O processo tradicional utilizado na indústria química para a síntese de moléculas orgânicas é a batelada, que corresponde ao uso de um vaso em que os reagentes são agitados e aquecidos para que ocorra a reação. Após esse procedimento, o reator é resfriado e os produtos obtidos são purificados.

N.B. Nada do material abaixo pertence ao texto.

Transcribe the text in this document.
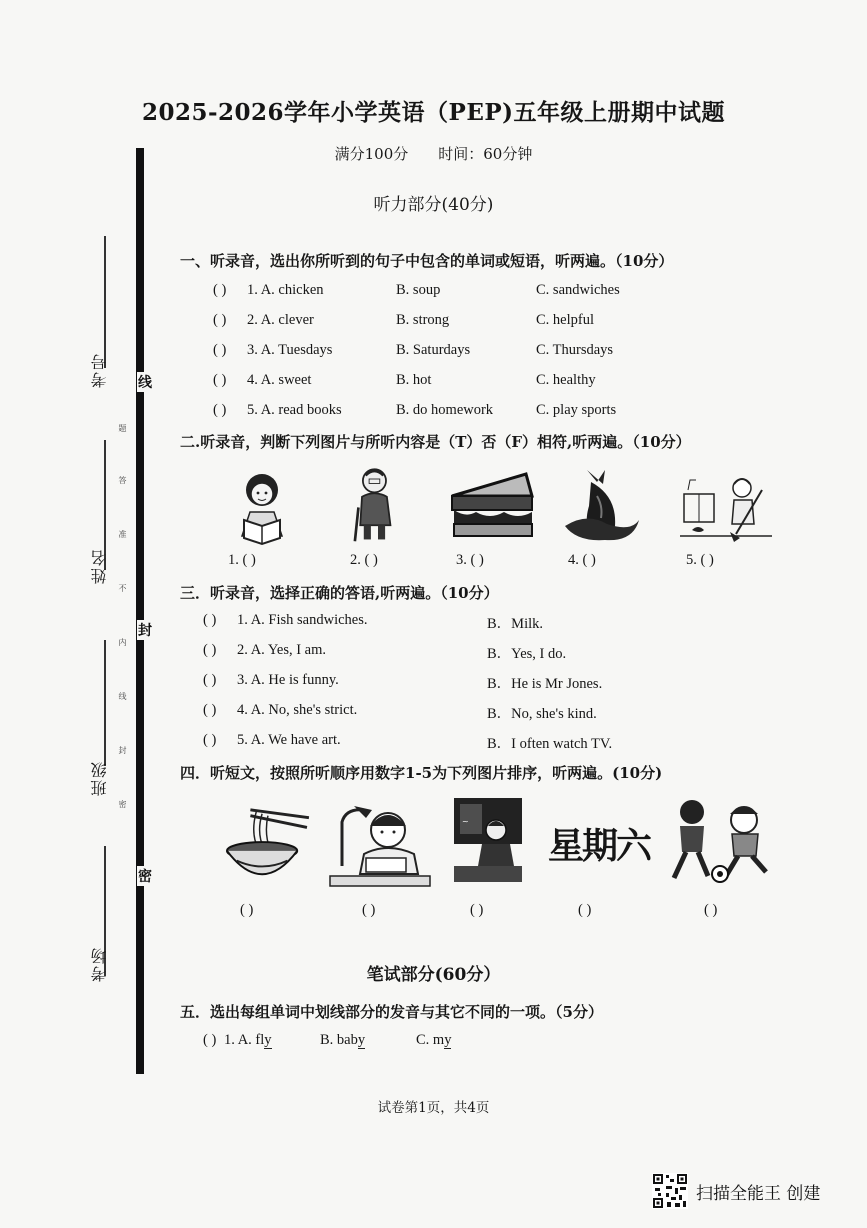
2025-2026学年小学英语（PEP)五年级上册期中试题
满分100分 时间：60分钟
线
封
密
考号
姓名
班级
考场
题
答
准
不
内
线
封
密
听力部分(40分)
一、听录音，选出你所听到的句子中包含的单词或短语，听两遍。（10分）
( ) 1. A. chicken	B. soup	C. sandwiches
( ) 2. A. clever	B. strong	C. helpful
( ) 3. A. Tuesdays	B. Saturdays	C. Thursdays
( ) 4. A. sweet	B. hot	C. healthy
( ) 5. A. read books	B. do homework	C. play sports
二.听录音，判断下列图片与所听内容是（T）否（F）相符,听两遍。（10分）
1. ( )	2. ( )	3. ( )	4. ( )	5. ( )
三．听录音，选择正确的答语,听两遍。（10分）
( ) 1. A. Fish sandwiches.	B．Milk.
( ) 2. A. Yes, I am.	B．Yes, I do.
( ) 3. A. He is funny.	B．He is Mr Jones.
( ) 4. A. No, she's strict.	B．No, she's kind.
( ) 5. A. We have art.	B．I often watch TV.
四．听短文，按照所听顺序用数字1-5为下列图片排序，听两遍。(10分)
~
星期六
( )	( )	( )	( )	( )
笔试部分(60分）
五．选出每组单词中划线部分的发音与其它不同的一项。（5分）
( ) 1. A. fly	B. baby	C. my
试卷第1页，共4页
扫描全能王 创建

O professor Mauri Palma, da Faculdade de Ciências Farmacêuticas (FCF) da USP, em parceria com os professores Hélio Alexandre Stefani e Roberto Parise Filho, também da FCF, contam com auxílio da Fapesp para estudar o uso de microrreatores. O objetivo é sintetizar moléculas que já foram produzidas no reator do tipo batelada, de modo que já se sabe do seu potencial farmacológico.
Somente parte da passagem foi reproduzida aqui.